Bangladesh Army patrols streets as strict COVID-19 lockdown begins
Members of Border Guard Bangladesh (BGB) check commuters at a checkpoint during a countrywide lockdown in Dhaka, Bangladesh, July 1, 2021. (Reuters Photo)


As Bangladesh entered a strict COVID-19 lockdown Thursday, the army and police were ordered to patrol the streets, stopping people who fled their homes for purposes other than those allowed by authorities, such as emergencies or to buy essentials.

The government has said the South Asian nation of 168 million people is seeing an "alarming and dangerous" rise in cases, blamed largely on the highly infectious delta variant. Hospitals are struggling, particularly in areas bordering India where the strain was first detected. Some rural towns have recorded infection rates of 70%.

On the first day of the weeklong shutdown, Dhaka's normally bustling streets were deserted as soldiers in military fatigues carried out patrols and set up checkpoints. Dhaka's police chief told reporters that anyone leaving home without a good reason would be fined and may face arrest.

"If we need to file 5,000 cases and arrests a day, we will," Shafiqul Islam said.

The shutdown announcement last week sparked an exodus of migrant workers from Dhaka, with thousands cramming onto dangerously packed ferries in the delta nation.

"We are hopeful these tough measures will work. We have to contain the virus at any cost," health department spokesperson Robed Amin told Agence France-Presse (AFP). But Sagar, an 18-year-old street food seller in Dhaka, was angry.

"The government is imposing the lockdown only to kill the poor. There will be no work for us, no help from anyone," he told AFP.

All offices and shops were shut with only local food markets allowed to open for a few hours a day. Excluded are garment factories supplying Western giants such as H&M and Walmart. The sector forms a key pillar of the Bangladeshi economy.

Stock markets and commercial banks can also operate for a few hours a day. Touhidul Islam Chowdhury, who owns a small loan recovery firm, said the shutdown should be "enforced harshly". "A lot of people are dying and getting infected," he told AFP. "The army should have deployed much earlier."

Bangladesh has reported nearly 900,000 infections and just over 14,500 virus deaths, but experts say the actual toll could be much higher due to underreporting. More than two-thirds of new cases in Dhaka are of the delta variant, according to a recent study by the Dhaka-based International Centre for Diarrhoeal Disease Research.

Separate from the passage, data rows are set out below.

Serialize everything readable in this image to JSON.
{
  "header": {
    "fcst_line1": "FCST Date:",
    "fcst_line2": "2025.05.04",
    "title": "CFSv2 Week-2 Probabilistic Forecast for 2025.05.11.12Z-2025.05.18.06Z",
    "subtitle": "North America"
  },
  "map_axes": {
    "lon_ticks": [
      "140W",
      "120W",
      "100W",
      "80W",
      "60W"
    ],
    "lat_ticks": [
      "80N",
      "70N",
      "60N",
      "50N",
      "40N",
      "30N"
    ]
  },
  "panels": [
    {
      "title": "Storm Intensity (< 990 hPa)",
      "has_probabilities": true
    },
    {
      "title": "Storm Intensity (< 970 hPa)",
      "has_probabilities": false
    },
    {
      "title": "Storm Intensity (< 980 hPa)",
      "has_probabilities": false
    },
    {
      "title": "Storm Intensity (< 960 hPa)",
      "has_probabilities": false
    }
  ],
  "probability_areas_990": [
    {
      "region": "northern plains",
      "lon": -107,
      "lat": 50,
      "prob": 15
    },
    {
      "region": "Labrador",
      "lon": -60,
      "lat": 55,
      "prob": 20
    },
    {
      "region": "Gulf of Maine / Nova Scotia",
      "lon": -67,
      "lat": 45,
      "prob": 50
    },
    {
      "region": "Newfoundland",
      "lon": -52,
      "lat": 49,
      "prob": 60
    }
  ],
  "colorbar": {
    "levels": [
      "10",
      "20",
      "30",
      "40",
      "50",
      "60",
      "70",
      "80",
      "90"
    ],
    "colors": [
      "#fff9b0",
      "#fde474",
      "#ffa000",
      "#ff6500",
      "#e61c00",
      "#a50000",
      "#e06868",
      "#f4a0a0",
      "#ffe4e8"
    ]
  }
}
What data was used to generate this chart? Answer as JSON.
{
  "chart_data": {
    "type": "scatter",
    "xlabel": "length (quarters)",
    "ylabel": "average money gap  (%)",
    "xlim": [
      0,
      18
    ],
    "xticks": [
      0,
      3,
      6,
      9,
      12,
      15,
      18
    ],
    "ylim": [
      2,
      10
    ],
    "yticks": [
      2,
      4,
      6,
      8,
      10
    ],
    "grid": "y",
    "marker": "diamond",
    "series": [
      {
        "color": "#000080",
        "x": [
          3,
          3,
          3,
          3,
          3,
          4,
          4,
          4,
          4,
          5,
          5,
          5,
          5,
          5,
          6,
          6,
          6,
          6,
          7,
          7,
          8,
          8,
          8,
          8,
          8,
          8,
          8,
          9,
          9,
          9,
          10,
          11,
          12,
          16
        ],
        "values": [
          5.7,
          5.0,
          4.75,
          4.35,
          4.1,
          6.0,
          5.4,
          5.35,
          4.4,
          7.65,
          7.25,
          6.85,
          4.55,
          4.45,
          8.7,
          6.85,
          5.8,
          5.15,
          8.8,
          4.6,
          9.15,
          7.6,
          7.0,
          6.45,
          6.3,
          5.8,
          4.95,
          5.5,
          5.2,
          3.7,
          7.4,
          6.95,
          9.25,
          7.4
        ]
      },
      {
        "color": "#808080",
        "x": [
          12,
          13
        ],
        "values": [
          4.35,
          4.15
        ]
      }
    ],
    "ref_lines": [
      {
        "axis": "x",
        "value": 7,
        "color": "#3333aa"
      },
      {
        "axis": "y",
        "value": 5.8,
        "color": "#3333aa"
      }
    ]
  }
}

Unlike two previous two waves, the rural heartland where more than 60% of the population live has been hit, with reports saying local graveyards are overwhelmed. In Satkhira district in the southwest, authorities are probing media reports that seven coronavirus patients died after a hospital ran out of oxygen, local official Humayun Kabir told AFP. Health authorities have said meanwhile they will resume the country's inoculation drive from Thursday.

Television footage showed hundreds of people crowding a top hospital in Dhaka for the vaccine. The first phase ground to a halt after India stopped exporting AstraZeneca vaccines earlier this year to focus on its own needs. Bangladesh is expected to receive this weekend the first shipment of 2.5 million Moderna vaccines promised by the United States.

A Chinese Embassy official has said Beijing is also sending about 2 million Sinopharm vaccine doses that Dhaka bought, adding to the 1.1 million shots already donated by China.